BENIGNO PENDÁS-ABC
- España es más que sus partes integrantes, se llamen nacionalidades o regiones, incluso si se proclaman naciones sedicentes
Con permiso de Ortega, adapto su teoría de las generaciones a esa Transición democrática que el filósofo no llegó a conocer, aunque fue en cierto sentido su padre intelectual. Si una generación se renueva cada quince años, es posible establecer una cadencia que determina los grandes momentos de la historia. La primera generación crea, establece el modo y la forma de la existencia; en este caso política, pero puede ser también moral, social, cultural, lo que se prefiera: ¡homenaje bien merecido a quienes nos legaron la mejor Constitución de la historia de España! La segunda consolida aquella «hazaña primordial», como la llamaría Mircea Eliade: eso hemos hecho las gentes de mi edad lo mejor que hemos podido y sabido. La tercera critica: muestra desasosiego, se siente incómoda, anuncia tiempos amargos; entonces, seriamente preocupados, escribimos libros sobre las democracias inquietas y proponemos planes de reforma. La cuarta, en fin, destruye: provoca la ruptura, cambia las reglas del juego, estropea aquello que mejor funciona. Atención ahora a nuestra circunstancia presente, porque los números cuadran desde 1978 en adelante: de 1 a 15, creación; de 16 a 30, consolidación; de 31 a 45, crítica; de 46 a (quizá) 60, ruptura. El lector adivina mis conclusiones: la Constitución acaba de cumplir ¡45 años! y, según lo dicho, se abre la veda para la ruptura de tan exitoso modelo. ¿Es inevitable? No lo es, por supuesto. No hay tal determinismo inexorable en la vida personal ni en la política, espejo de la vida. «Tú mismo te forjaste tu ventura», advierte el personaje cervantino. También, claro está, eres responsable de tu desventura.
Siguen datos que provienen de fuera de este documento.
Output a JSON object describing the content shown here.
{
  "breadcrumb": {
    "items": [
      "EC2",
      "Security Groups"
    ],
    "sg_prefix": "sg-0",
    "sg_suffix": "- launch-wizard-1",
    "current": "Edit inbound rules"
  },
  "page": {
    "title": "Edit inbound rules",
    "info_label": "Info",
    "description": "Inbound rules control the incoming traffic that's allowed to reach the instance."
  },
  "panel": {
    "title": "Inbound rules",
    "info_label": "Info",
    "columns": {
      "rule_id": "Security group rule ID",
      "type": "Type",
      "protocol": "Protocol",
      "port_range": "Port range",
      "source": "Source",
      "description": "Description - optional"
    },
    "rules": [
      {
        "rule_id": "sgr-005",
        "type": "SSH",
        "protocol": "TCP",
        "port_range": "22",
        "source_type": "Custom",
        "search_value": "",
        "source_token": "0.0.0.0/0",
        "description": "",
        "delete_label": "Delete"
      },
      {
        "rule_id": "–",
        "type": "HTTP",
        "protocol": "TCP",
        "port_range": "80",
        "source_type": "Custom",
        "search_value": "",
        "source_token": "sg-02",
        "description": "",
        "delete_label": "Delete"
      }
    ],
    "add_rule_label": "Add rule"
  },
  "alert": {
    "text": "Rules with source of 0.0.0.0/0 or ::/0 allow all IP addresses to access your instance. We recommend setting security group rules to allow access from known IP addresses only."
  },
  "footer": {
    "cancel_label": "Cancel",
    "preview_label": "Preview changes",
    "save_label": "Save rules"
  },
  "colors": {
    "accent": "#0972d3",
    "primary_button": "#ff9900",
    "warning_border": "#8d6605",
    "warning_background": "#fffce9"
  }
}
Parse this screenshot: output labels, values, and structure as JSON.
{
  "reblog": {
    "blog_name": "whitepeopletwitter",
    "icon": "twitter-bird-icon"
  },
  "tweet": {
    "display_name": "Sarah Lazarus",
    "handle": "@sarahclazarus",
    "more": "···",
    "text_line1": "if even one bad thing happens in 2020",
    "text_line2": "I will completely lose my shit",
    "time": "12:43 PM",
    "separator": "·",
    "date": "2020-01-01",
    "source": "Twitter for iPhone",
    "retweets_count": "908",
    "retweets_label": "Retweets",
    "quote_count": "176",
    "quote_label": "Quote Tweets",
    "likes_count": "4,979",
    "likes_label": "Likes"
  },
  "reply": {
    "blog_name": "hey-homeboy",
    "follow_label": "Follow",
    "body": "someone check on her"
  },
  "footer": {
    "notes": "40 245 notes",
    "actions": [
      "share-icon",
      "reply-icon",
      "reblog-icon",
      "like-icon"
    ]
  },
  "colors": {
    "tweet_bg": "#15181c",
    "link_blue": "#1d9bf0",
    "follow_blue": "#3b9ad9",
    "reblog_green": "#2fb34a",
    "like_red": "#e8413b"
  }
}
Ante todo, ánimo y perseverancia para decir la verdad una y mil veces. España es una gran nación. La Transición fue un éxito de largo alcance y no un expediente provisional para salir del paso. El sujeto constituyente es intangible: su titular es la nación española y no una yuxtaposición de poderes originarios. España es más que sus partes integrantes, se llamen nacionalidades o regiones, incluso si se proclaman naciones sedicentes. Nuestra democracia es igual de buena e igual de mala que el resto de las europeas. La gran mayoría de los españoles queremos mantener nuestras señas de identidad constitucional: Estado social y democrático de derecho; monarquía parlamentaria; unidad, autonomía y solidaridad territorial; Europa y esa América que tanto nos importa como horizontes y referencias. He aquí la encrucijada: renovar la confianza en la Constitución vigente o tomar un camino incierto sin final previsible. Me apunto a la primera opción, en nombre del sentido común que nos permita mantener el rumbo en este tiempo convulso; aquí y en todas partes, vivimos un problemático umbral de épocas. Contamos con bazas más que suficientes para salir adelante. Una sociedad de clases medias, sensata y moderada, capaz de dar la talla si la ocasión lo requiere. Instituciones sólidas con la Corona en primer lugar: Don Felipe ejerce de forma ejemplar sus funciones y nadie debe pedirle que actúe más allá de lo que quiere, puede y debe hacer. Me dirijo aquí a quienes obran de buena fe. Los demás, allá ellos.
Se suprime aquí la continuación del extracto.